Rate of convergence of Cesàro means

Question

For a sequence $a_n = O(n^{-1/2})$ as $n\to\infty$, consider the corresponding Cesàro means $b_n = \frac{1}{n} \sum_{j=1}^n a_j$.

Is it possible to derive the rate of convergence for the sequence $b_n$?

What about the general case $a_n = O(c_n)$?

Answer 1

After some further searching, I believe I have the answer at least for $a_n = \mathcal O(n^r)$ and $r\in\mathbb R$.
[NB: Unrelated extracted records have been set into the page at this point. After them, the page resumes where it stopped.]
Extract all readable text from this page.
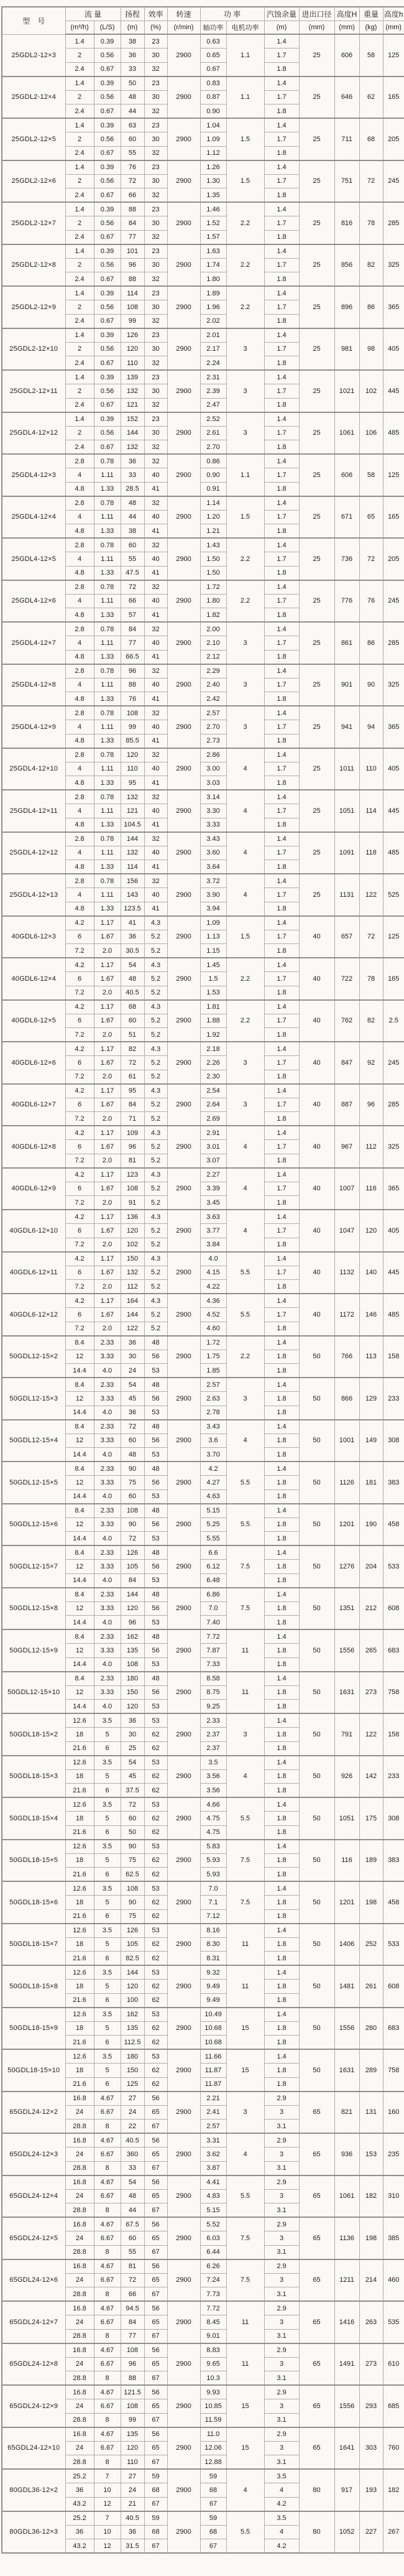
型　号	流 量		扬程	效率	转速	功 率		汽蚀余量	进出口径	高度H	重量	高度h
	(m³/h)	(L/S)	(m)	(%)	(r/min)	轴功率	电机功率	(m)	(mm)	(mm)	(kg)	(mm)
25GDL2-12×3	1.4	0.39	38	23	2900	0.63	1.1	1.4	25	606	58	125
	2	0.56	36	30		0.65		1.7				
	2.4	0.67	33	32		0.67		1.8				
25GDL2-12×4	1.4	0.39	50	23	2900	0.83	1.1	1.4	25	646	62	165
	2	0.56	48	30		0.87		1.7				
	2.4	0.67	44	32		0.90		1.8				
25GDL2-12×5	1.4	0.39	63	23	2900	1.04	1.5	1.4	25	711	68	205
	2	0.56	60	30		1.09		1.7				
	2.4	0.67	55	32		1.12		1.8				
25GDL2-12×6	1.4	0.39	76	23	2900	1.26	1.5	1.4	25	751	72	245
	2	0.56	72	30		1.30		1.7				
	2.4	0.67	66	32		1.35		1.8				
25GDL2-12×7	1.4	0.39	88	23	2900	1.46	2.2	1.4	25	816	78	285
	2	0.56	84	30		1.52		1.7				
	2.4	0.67	77	32		1.57		1.8				
25GDL2-12×8	1.4	0.39	101	23	2900	1.63	2.2	1.4	25	856	82	325
	2	0.56	96	30		1.74		1.7				
	2.4	0.67	88	32		1.80		1.8				
25GDL2-12×9	1.4	0.39	114	23	2900	1.89	2.2	1.4	25	896	86	365
	2	0.56	108	30		1.96		1.7				
	2.4	0.67	99	32		2.02		1.8				
25GDL2-12×10	1.4	0.39	126	23	2900	2.01	3	1.4	25	981	98	405
	2	0.56	120	30		2.17		1.7				
	2.4	0.67	110	32		2.24		1.8				
25GDL2-12×11	1.4	0.39	139	23	2900	2.31	3	1.4	25	1021	102	445
	2	0.56	132	30		2.39		1.7				
	2.4	0.67	121	32		2.47		1.8				
25GDL4-12×12	1.4	0.39	152	23	2900	2.52	3	1.4	25	1061	106	485
	2	0.56	144	30		2.61		1.7				
	2.4	0.67	132	32		2.70		1.8				
25GDL4-12×3	2.8	0.78	36	32	2900	0.86	1.1	1.4	25	606	58	125
	4	1.11	33	40		0.90		1.7				
	4.8	1.33	28.5	41		0.91		1.8				
25GDL4-12×4	2.8	0.78	48	32	2900	1.14	1.5	1.4	25	671	65	165
	4	1.11	44	40		1.20		1.7				
	4.8	1.33	38	41		1.21		1.8				
25GDL4-12×5	2.8	0.78	60	32	2900	1.43	2.2	1.4	25	736	72	205
	4	1.11	55	40		1.50		1.7				
	4.8	1.33	47.5	41		1.50		1.8				
25GDL4-12×6	2.8	0.78	72	32	2900	1.72	2.2	1.4	25	776	76	245
	4	1.11	66	40		1.80		1.7				
	4.8	1.33	57	41		1.82		1.8				
25GDL4-12×7	2.8	0.78	84	32	2900	2.00	3	1.4	25	861	86	285
	4	1.11	77	40		2.10		1.7				
	4.8	1.33	66.5	41		2.12		1.8				
25GDL4-12×8	2.8	0.78	96	32	2900	2.29	3	1.4	25	901	90	325
	4	1.11	88	40		2.40		1.7				
	4.8	1.33	76	41		2.42		1.8				
25GDL4-12×9	2.8	0.78	108	32	2900	2.57	3	1.4	25	941	94	365
	4	1.11	99	40		2.70		1.7				
	4.8	1.33	85.5	41		2.73		1.8				
25GDL4-12×10	2.8	0.78	120	32	2900	2.86	4	1.4	25	1011	110	405
	4	1.11	110	40		3.00		1.7				
	4.8	1.33	95	41		3.03		1.8				
25GDL4-12×11	2.8	0.78	132	32	2900	3.14	4	1.4	25	1051	114	445
	4	1.11	121	40		3.30		1.7				
	4.8	1.33	104.5	41		3.33		1.8				
25GDL4-12×12	2.8	0.78	144	32	2900	3.43	4	1.4	25	1091	118	485
	4	1.11	132	40		3.60		1.7				
	4.8	1.33	114	41		3.64		1.8				
25GDL4-12×13	2.8	0.78	156	32	2900	3.72	4	1.4	25	1131	122	525
	4	1.11	143	40		3.90		1.7				
	4.8	1.33	123.5	41		3.94		1.8				
40GDL6-12×3	4.2	1.17	41	4.3	2900	1.09	1.5	1.4	40	657	72	125
	6	1.67	36	5.2		1.13		1.7				
	7.2	2.0	30.5	5.2		1.15		1.8				
40GDL6-12×4	4.2	1.17	54	4.3	2900	1.45	2.2	1.4	40	722	78	165
	6	1.67	48	5.2		1.5		1.7				
	7.2	2.0	40.5	5.2		1.53		1.8				
40GDL6-12×5	4.2	1.17	68	4.3	2900	1.81	2.2	1.4	40	762	82	2.5
	6	1.67	60	5.2		1.88		1.7				
	7.2	2.0	51	5.2		1.92		1.8				
40GDL6-12×6	4.2	1.17	82	4.3	2900	2.18	3	1.4	40	847	92	245
	6	1.67	72	5.2		2.26		1.7				
	7.2	2.0	61	5.2		2.30		1.8				
40GDL6-12×7	4.2	1.17	95	4.3	2900	2.54	3	1.4	40	887	96	285
	6	1.67	84	5.2		2.64		1.7				
	7.2	2.0	71	5.2		2.69		1.8				
40GDL6-12×8	4.2	1.17	109	4.3	2900	2.91	4	1.4	40	967	112	325
	6	1.67	96	5.2		3.01		1.7				
	7.2	2.0	81	5.2		3.07		1.8				
40GDL6-12×9	4.2	1.17	123	4.3	2900	2.27	4	1.4	40	1007	116	365
	6	1.67	108	5.2		3.39		1.7				
	7.2	2.0	91	5.2		3.45		1.8				
40GDL6-12×10	4.2	1.17	136	4.3	2900	3.63	4	1.4	40	1047	120	405
	6	1.67	120	5.2		3.77		1.7				
	7.2	2.0	102	5.2		3.84		1.8				
40GDL6-12×11	4.2	1.17	150	4.3	2900	4.0	5.5	1.4	40	1132	140	445
	6	1.67	132	5.2		4.15		1.7				
	7.2	2.0	112	5.2		4.22		1.8				
40GDL6-12×12	4.2	1.17	164	4.3	2900	4.36	5.5	1.4	40	1172	146	485
	6	1.67	144	5.2		4.52		1.7				
	7.2	2.0	122	5.2		4.60		1.8				
50GDL12-15×2	8.4	2.33	36	48	2900	1.72	2.2	1.4	50	766	113	158
	12	3.33	30	56		1.75		1.8				
	14.4	4.0	24	53		1.85		1.8				
50GDL12-15×3	8.4	2.33	54	48	2900	2.57	3	1.4	50	866	129	233
	12	3.33	45	56		2.63		1.8				
	14.4	4.0	36	53		2.78		1.8				
50GDL12-15×4	8.4	2.33	72	48	2900	3.43	4	1.4	50	1001	149	308
	12	3.33	60	56		3.6		1.8				
	14.4	4.0	48	53		3.70		1.8				
50GDL12-15×5	8.4	2.33	90	48	2900	4.2	5.5	1.4	50	1126	181	383
	12	3.33	75	56		4.27		1.8				
	14.4	4.0	60	53		4.63		1.8				
50GDL12-15×6	8.4	2.33	108	48	2900	5.15	5.5	1.4	50	1201	190	458
	12	3.33	90	56		5.25		1.8				
	14.4	4.0	72	53		5.55		1.8				
50GDL12-15×7	8.4	2.33	126	48	2900	6.6	7.5	1.4	50	1276	204	533
	12	3.33	105	56		6.12		1.8				
	14.4	4.0	84	53		6.48		1.8				
50GDL12-15×8	8.4	2.33	144	48	2900	6.86	7.5	1.4	50	1351	212	608
	12	3.33	120	56		7.0		1.8				
	14.4	4.0	96	53		7.40		1.8				
50GDL12-15×9	8.4	2.33	162	48	2900	7.72	11	1.4	50	1556	265	683
	12	3.33	135	56		7.87		1.8				
	14.4	4.0	108	53		7.33		1.8				
50GDL12-15×10	8.4	2.33	180	48	2900	8.58	11	1.4	50	1631	273	758
	12	3.33	150	56		8.75		1.8				
	14.4	4.0	120	53		9.25		1.8				
50GDL18-15×2	12.6	3.5	36	53	2900	2.33	3	1.4	50	791	122	158
	18	5	30	62		2.37		1.8				
	21.6	6	25	62		2.37		1.8				
50GDL18-15×3	12.6	3.5	54	53	2900	3.5	4	1.4	50	926	142	233
	18	5	45	62		3.56		1.8				
	21.6	6	37.5	62		3.56		1.8				
50GDL18-15×4	12.6	3.5	72	53	2900	4.66	5.5	1.4	50	1051	175	308
	18	5	60	62		4.75		1.8				
	21.6	6	50	62		4.75		1.8				
50GDL18-15×5	12.6	3.5	90	53	2900	5.83	7.5	1.4	50	116	189	383
	18	5	75	62		5.93		1.8				
	21.6	6	62.5	62		5.93		1.8				
50GDL18-15×6	12.6	3.5	108	53	2900	7.0	7.5	1.4	50	1201	198	458
	18	5	90	62		7.1		1.8				
	21.6	6	75	62		7.12		1.8				
50GDL18-15×7	12.6	3.5	126	53	2900	8.16	11	1.4	50	1406	252	533
	18	5	105	62		8.30		1.8				
	21.6	6	82.5	62		8.31		1.8				
50GDL18-15×8	12.6	3.5	144	53	2900	9.32	11	1.4	50	1481	261	608
	18	5	120	62		9.49		1.8				
	21.6	6	100	62		9.49		1.8				
50GDL18-15×9	12.6	3.5	162	53	2900	10.49	15	1.4	50	1556	280	683
	18	5	135	62		10.68		1.8				
	21.6	6	112.5	62		10.68		1.8				
50GDL18-15×10	12.6	3.5	180	53	2900	11.66	15	1.4	50	1631	289	758
	18	5	150	62		11.87		1.8				
	21.6	6	125	62		11.87		1.8				
65GDL24-12×2	16.8	4.67	27	56	2900	2.21	3	2.9	65	821	131	160
	24	6.67	24	65		2.41		3				
	28.8	8	22	67		2.57		3.1				
65GDL24-12×3	16.8	4.67	40.5	56	2900	3.31	4	2.9	65	936	153	235
	24	6.67	360	65		3.62		3				
	28.8	8	33	67		3.87		3.1				
65GDL24-12×4	16.8	4.67	54	56	2900	4.41	5.5	2.9	65	1061	182	310
	24	6.67	48	65		4.83		3				
	28.8	8	44	67		5.15		3.1				
65GDL24-12×5	16.8	4.67	67.5	56	2900	5.52	7.5	2.9	65	1136	198	385
	24	6.67	60	65		6.03		3				
	28.8	8	55	67		6.44		3.1				
65GDL24-12×6	16.8	4.67	81	56	2900	6.26	7.5	2.9	65	1211	214	460
	24	6.67	72	65		7.24		3				
	28.8	8	66	67		7.73		3.1				
65GDL24-12×7	16.8	4.67	94.5	56	2900	7.72	11	2.9	65	1416	263	535
	24	6.67	84	65		8.45		3				
	28.8	8	77	67		9.01		3.1				
65GDL24-12×8	16.8	4.67	108	56	2900	8.83	11	2.9	65	1491	273	610
	24	6.67	96	65		9.65		3				
	28.8	8	88	67		10.3		3.1				
65GDL24-12×9	16.8	4.67	121.5	56	2900	9.93	15	2.9	65	1556	293	685
	24	6.67	108	65		10.85		3				
	28.8	8	99	67		11.59		3.1				
65GDL24-12×10	16.8	4.67	135	56	2900	11.0	15	2.9	65	1641	303	760
	24	6.67	120	65		12.06		3				
	28.8	8	110	67		12.88		3.1				
80GDL36-12×2	25.2	7	27	59	2900	59	4	3.5	80	917	193	182
	36	10	24	68		68		4				
	43.2	12	21	67		67		4.2				
80GDL36-12×3	25.2	7	40.5	59	2900	59	5.5	3.5	80	1052	227	267
	36	10	36	68		68		4				
	43.2	12	31.5	67		67		4.2				
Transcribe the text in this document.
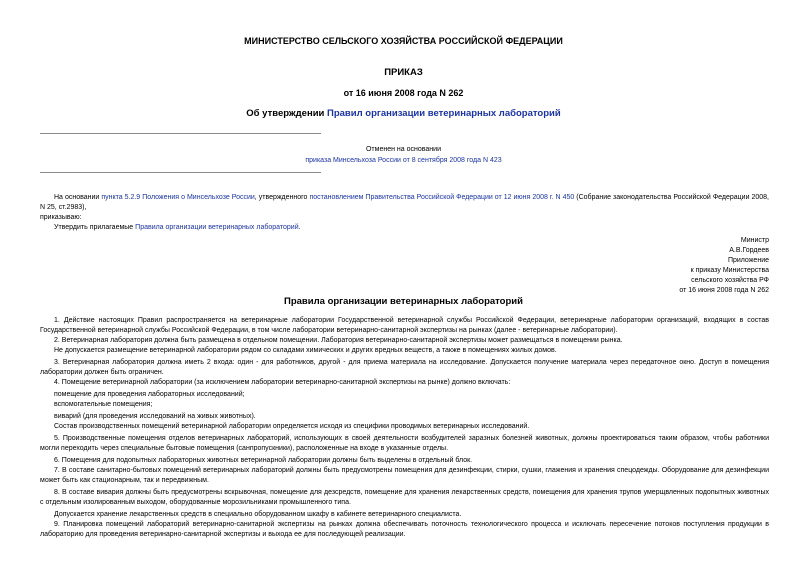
МИНИСТЕРСТВО СЕЛЬСКОГО ХОЗЯЙСТВА РОССИЙСКОЙ ФЕДЕРАЦИИ
ПРИКАЗ
от 16 июня 2008 года N 262
Об утверждении Правил организации ветеринарных лабораторий
Отменен на основании
приказа Минсельхоза России от 8 сентября 2008 года N 423
На основании пункта 5.2.9 Положения о Минсельхозе России, утвержденного постановлением Правительства Российской Федерации от 12 июня 2008 г. N 450 (Собрание законодательства Российской Федерации 2008, N 25, ст.2983),
приказываю:
Утвердить прилагаемые Правила организации ветеринарных лабораторий.
Министр
А.В.Гордеев
Приложение
к приказу Министерства
сельского хозяйства РФ
от 16 июня 2008 года N 262
Правила организации ветеринарных лабораторий
1. Действие настоящих Правил распространяется на ветеринарные лаборатории Государственной ветеринарной службы Российской Федерации, ветеринарные лаборатории организаций, входящих в состав Государственной ветеринарной службы Российской Федерации, в том числе лаборатории ветеринарно-санитарной экспертизы на рынках (далее - ветеринарные лаборатории).
2. Ветеринарная лаборатория должна быть размещена в отдельном помещении. Лаборатория ветеринарно-санитарной экспертизы может размещаться в помещении рынка.
Не допускается размещение ветеринарной лаборатории рядом со складами химических и других вредных веществ, а также в помещениях жилых домов.
3. Ветеринарная лаборатория должна иметь 2 входа: один - для работников, другой - для приема материала на исследование. Допускается получение материала через передаточное окно. Доступ в помещения лаборатории должен быть ограничен.
4. Помещение ветеринарной лаборатории (за исключением лаборатории ветеринарно-санитарной экспертизы на рынке) должно включать:
помещение для проведения лабораторных исследований;
вспомогательные помещения;
виварий (для проведения исследований на живых животных).
Состав производственных помещений ветеринарной лаборатории определяется исходя из специфики проводимых ветеринарных исследований.
5. Производственные помещения отделов ветеринарных лабораторий, использующих в своей деятельности возбудителей заразных болезней животных, должны проектироваться таким образом, чтобы работники могли переходить через специальные бытовые помещения (санпропускники), расположенные на входе в указанные отделы.
6. Помещения для подопытных лабораторных животных ветеринарной лаборатории должны быть выделены в отдельный блок.
7. В составе санитарно-бытовых помещений ветеринарных лабораторий должны быть предусмотрены помещения для дезинфекции, стирки, сушки, глажения и хранения спецодежды. Оборудование для дезинфекции может быть как стационарным, так и передвижным.
8. В составе вивария должны быть предусмотрены вскрывочная, помещение для дезсредств, помещение для хранения лекарственных средств, помещения для хранения трупов умерщвленных подопытных животных с отдельным изолированным выходом, оборудованные морозильниками промышленного типа.
Допускается хранение лекарственных средств в специально оборудованном шкафу в кабинете ветеринарного специалиста.
9. Планировка помещений лабораторий ветеринарно-санитарной экспертизы на рынках должна обеспечивать поточность технологического процесса и исключать пересечение потоков поступления продукции в лабораторию для проведения ветеринарно-санитарной экспертизы и выхода ее для последующей реализации.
By assumptions, there exists $c>0$ such that for all $n$ large enough $\left\vert a_n \right\vert \leq c n^{r}$. Now, $$ \left\vert b_n \right\vert \leq \frac{1}{n}\sum_{j=1}^n \left\vert a_j \right\vert \leq \frac{c}{n} \sum_{j=1}^n j^{r}, $$ and it is enough to bound the last sum. This can be done by Euler's summation formula (cf Apostol, 1976, Theorem 3.2, or here), which provides $$ b_n = \mathcal O(n^r) \quad \mbox{ for }r> -1,$$ $$ b_n = \mathcal O(n^{-1}) \quad \mbox{ for }r<-1,$$ and $$ b_n = \mathcal O(\log(n)/n) \quad \mbox{ for }r=-1.$$

The general case seems to be more involved.